A própria caçada aos tais núcleos especiais é algo problemático, pois evidencia outras falhas banais. Não seria nenhum problema revirar o mundo em busca desses itens se você tivesse um mini mapa para norteá-lo ou uma maneira de sinalização. O jogador é colocado no meio de um cenário extremamente genérico sem qualquer indicativo de direção, tendo de abrir o mapa a todo instante para saber se está indo para o lado certo.
Isso faz com que você perca muito tempo por nada, muitas vezes andando literalmente em círculos, uma vez que não há justificativa para a ausência desses recursos.
Isso sem falar do fato que ReCore é muito mal-acabado. E não apenas pelas texturas porcas ou mal encaixadas — você realmente consegue ver o vão entre elas —, mas pela enorme quantidade de bugs. Seja com missões que não são atualizadas, ações que não acontecem ou com renascimento em lugares de morte certa, a quantidade de erros banais é imensa. É o tipo de coisa que o mínimo de capricho e atenção resolveria. E esse é um problema que parece vem se tornando uma assinatura nos trabalhos recentes de Keiji Inafune.
E a versão para Xbox One acaba sendo a mais prejudicada.
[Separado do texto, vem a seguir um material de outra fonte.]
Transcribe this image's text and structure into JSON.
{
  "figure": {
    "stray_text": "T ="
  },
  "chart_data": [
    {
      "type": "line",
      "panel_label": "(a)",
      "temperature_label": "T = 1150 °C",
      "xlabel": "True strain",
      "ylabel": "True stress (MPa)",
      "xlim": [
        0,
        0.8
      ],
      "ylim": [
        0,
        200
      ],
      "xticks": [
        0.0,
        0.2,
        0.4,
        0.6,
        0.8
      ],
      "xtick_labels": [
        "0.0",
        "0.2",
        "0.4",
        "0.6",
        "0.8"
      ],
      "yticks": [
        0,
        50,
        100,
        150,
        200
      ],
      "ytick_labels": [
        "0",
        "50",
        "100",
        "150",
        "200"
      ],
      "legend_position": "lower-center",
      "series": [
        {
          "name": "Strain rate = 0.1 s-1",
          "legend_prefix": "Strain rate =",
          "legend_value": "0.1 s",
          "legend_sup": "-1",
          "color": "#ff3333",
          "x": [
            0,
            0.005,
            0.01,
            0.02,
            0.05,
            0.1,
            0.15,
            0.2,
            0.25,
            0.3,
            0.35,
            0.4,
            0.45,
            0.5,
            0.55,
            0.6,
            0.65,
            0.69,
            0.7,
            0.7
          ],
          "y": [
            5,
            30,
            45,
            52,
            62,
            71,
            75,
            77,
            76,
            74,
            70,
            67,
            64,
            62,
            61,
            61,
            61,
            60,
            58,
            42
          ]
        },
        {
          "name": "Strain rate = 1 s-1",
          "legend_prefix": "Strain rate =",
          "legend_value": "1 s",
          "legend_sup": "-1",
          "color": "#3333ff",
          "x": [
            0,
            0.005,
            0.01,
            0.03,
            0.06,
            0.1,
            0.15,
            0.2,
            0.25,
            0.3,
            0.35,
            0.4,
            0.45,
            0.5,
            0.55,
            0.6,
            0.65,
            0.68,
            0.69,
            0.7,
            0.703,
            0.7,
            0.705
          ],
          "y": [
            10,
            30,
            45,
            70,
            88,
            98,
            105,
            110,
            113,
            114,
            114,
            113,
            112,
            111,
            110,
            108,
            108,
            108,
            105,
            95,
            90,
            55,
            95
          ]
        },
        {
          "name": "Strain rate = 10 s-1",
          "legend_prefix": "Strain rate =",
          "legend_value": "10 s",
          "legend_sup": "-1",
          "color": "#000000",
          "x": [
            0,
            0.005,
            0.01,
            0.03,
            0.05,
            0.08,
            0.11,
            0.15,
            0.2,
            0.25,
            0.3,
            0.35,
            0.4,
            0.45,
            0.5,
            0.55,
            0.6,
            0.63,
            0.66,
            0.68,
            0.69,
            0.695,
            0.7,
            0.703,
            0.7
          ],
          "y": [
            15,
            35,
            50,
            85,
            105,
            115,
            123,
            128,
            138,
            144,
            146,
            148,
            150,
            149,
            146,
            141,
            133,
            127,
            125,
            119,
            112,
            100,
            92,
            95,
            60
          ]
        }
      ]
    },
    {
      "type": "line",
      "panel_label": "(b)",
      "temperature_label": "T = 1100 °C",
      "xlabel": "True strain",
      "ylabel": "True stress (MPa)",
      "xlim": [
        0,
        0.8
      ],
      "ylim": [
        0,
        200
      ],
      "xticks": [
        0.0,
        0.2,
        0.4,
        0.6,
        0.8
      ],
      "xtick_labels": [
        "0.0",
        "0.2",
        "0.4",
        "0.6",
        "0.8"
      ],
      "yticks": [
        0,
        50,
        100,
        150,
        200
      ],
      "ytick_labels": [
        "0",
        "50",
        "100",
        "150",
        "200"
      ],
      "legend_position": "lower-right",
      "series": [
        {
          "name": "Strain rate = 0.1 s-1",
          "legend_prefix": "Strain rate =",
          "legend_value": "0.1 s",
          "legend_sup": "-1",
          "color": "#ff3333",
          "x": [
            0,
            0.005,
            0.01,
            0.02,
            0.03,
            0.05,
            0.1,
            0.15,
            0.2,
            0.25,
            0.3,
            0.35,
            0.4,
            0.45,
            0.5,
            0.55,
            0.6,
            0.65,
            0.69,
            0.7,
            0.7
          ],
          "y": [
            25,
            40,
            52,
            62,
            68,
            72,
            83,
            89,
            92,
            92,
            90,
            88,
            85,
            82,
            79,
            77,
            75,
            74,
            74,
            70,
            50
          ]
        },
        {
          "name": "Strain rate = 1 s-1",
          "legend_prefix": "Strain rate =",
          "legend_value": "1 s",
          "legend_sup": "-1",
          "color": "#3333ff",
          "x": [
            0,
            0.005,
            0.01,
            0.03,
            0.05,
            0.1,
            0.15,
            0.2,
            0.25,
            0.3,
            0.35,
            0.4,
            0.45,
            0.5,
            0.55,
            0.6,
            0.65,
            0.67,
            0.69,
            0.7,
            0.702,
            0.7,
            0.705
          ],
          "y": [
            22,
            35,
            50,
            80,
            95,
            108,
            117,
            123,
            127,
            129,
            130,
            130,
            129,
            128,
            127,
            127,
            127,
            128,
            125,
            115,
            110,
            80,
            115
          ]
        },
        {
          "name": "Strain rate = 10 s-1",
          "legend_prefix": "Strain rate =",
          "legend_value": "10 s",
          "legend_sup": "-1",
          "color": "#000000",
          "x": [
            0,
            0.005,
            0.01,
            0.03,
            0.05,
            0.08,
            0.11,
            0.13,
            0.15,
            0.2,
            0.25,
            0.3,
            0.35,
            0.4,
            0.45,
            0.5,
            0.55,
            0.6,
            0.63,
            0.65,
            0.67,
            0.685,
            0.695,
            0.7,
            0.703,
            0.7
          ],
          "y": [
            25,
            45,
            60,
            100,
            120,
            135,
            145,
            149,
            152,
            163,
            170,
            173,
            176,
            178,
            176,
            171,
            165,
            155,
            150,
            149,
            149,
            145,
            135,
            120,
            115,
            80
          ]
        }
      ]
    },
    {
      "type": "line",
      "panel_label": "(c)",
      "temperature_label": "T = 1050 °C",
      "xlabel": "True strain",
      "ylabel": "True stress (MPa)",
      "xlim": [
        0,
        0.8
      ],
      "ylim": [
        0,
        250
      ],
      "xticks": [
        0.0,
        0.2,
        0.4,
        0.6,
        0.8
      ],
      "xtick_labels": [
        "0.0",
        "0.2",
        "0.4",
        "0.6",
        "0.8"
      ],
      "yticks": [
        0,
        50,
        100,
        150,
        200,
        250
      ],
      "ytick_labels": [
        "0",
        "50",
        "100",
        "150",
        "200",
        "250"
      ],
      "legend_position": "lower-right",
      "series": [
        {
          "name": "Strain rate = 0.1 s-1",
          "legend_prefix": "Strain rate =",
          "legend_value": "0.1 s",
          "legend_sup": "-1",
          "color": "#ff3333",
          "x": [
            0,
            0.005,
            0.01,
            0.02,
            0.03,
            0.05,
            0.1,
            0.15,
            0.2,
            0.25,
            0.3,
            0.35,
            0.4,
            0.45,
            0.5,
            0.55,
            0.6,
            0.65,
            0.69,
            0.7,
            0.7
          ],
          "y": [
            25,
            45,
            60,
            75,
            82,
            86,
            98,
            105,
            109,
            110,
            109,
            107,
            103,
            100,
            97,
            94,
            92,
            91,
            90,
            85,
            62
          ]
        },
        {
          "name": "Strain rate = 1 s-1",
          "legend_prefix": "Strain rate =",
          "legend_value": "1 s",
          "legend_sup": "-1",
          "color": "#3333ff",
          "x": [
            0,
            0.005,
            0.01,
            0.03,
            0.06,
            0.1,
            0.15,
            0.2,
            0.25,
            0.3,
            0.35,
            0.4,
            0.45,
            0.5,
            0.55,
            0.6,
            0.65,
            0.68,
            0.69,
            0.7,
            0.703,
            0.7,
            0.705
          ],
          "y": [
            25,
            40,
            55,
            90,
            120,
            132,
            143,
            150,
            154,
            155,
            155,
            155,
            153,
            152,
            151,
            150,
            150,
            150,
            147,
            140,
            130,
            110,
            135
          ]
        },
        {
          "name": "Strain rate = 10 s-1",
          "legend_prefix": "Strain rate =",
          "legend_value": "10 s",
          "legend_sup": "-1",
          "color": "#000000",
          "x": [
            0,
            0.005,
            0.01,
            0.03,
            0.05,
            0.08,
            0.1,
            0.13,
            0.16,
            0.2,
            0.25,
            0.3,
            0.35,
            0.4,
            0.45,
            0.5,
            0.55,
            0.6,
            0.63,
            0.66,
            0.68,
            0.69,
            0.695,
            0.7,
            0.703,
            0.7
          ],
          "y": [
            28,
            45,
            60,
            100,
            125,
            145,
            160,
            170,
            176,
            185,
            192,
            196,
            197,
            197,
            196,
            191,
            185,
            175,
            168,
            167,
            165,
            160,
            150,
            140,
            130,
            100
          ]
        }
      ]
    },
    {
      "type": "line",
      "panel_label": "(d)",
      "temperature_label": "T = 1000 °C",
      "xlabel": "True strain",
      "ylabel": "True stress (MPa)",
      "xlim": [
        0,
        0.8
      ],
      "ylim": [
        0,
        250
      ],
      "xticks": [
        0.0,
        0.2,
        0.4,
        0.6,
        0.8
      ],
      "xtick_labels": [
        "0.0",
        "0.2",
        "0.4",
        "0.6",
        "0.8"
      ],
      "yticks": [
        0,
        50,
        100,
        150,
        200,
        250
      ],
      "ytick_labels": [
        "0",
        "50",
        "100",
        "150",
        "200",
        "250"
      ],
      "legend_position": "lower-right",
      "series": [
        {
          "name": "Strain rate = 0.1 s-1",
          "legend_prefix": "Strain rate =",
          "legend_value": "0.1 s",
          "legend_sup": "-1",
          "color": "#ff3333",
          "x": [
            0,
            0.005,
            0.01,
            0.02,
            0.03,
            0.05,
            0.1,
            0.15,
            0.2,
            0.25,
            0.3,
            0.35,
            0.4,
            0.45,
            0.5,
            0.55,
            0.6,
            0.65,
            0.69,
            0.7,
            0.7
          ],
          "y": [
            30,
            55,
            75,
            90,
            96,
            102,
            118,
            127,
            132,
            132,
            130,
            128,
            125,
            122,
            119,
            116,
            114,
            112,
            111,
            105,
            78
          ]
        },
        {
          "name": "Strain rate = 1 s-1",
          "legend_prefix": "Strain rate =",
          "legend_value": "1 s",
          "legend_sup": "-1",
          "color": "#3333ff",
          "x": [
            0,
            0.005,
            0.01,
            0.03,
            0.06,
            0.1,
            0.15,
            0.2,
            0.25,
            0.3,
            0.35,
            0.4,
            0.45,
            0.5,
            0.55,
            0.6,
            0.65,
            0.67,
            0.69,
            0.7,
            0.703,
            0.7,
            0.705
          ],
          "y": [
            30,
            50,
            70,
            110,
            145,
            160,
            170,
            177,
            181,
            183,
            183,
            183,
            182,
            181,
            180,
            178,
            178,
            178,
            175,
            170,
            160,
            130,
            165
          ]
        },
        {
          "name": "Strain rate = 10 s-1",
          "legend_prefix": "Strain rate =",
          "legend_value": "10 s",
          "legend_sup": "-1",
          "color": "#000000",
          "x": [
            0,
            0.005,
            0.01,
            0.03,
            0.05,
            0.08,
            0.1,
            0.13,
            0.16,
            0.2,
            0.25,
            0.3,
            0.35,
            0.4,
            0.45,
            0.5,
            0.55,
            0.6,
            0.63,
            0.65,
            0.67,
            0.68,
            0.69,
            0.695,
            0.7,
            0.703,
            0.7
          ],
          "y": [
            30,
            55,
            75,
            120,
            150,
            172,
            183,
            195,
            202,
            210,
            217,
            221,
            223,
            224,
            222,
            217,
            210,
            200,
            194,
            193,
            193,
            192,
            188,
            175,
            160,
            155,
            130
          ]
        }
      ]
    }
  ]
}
Como o primeiro game a chegar ao Xbox Play Anywhere, ReCore nos permitiu ver a diferença existente entre a edição para console e a que chegou ao Windows 10. No One, os loadings chegam a demorar exatos dois minutos para serem carregados. Assim, se já era chato voltar para a base trocar uma única peça, fazer isso é literalmente uma perda absurda de tempo, do tipo que justifica você querer desistir do jogo.
Diante disso tudo, não há como acreditar que aquele Keiji Inafune dos anos 1990 é o mesmo que vem cometendo atrocidades como Mighty No. 9 e agora ReCore. E, em ambos os casos, o que mais incomoda é ver como ideias genuinamente boas acabam sendo desperdiçadas pela má execução do design — curiosamente aquilo que havia de melhor em Mega Man. Não se trata de um jogo ruim, mas de uma ótima proposta que se estraga pelo próprio descaso.
Como dito, ReCore tinha muito potencial, a ponto de realmente me fazer questionar se ele poderia ser o Mega Man Legends da nova geração. Mas esqueça, ele não chega nem perto disso. No máximo, consegue ser um Mighty No. 9 com um visual um pouco mais trabalhado, mas que peca nos mesmos aspectos: ambos são pobres, rasos e desonestos com seus jogadores.
Assim, eu realmente prefiro acreditar na teoria louca de que este Inafune é um impostor. Porque, se não for, temos um produtor que se tornou uma mera caricatura daquilo que ele já foi no passado — e isso é muito triste.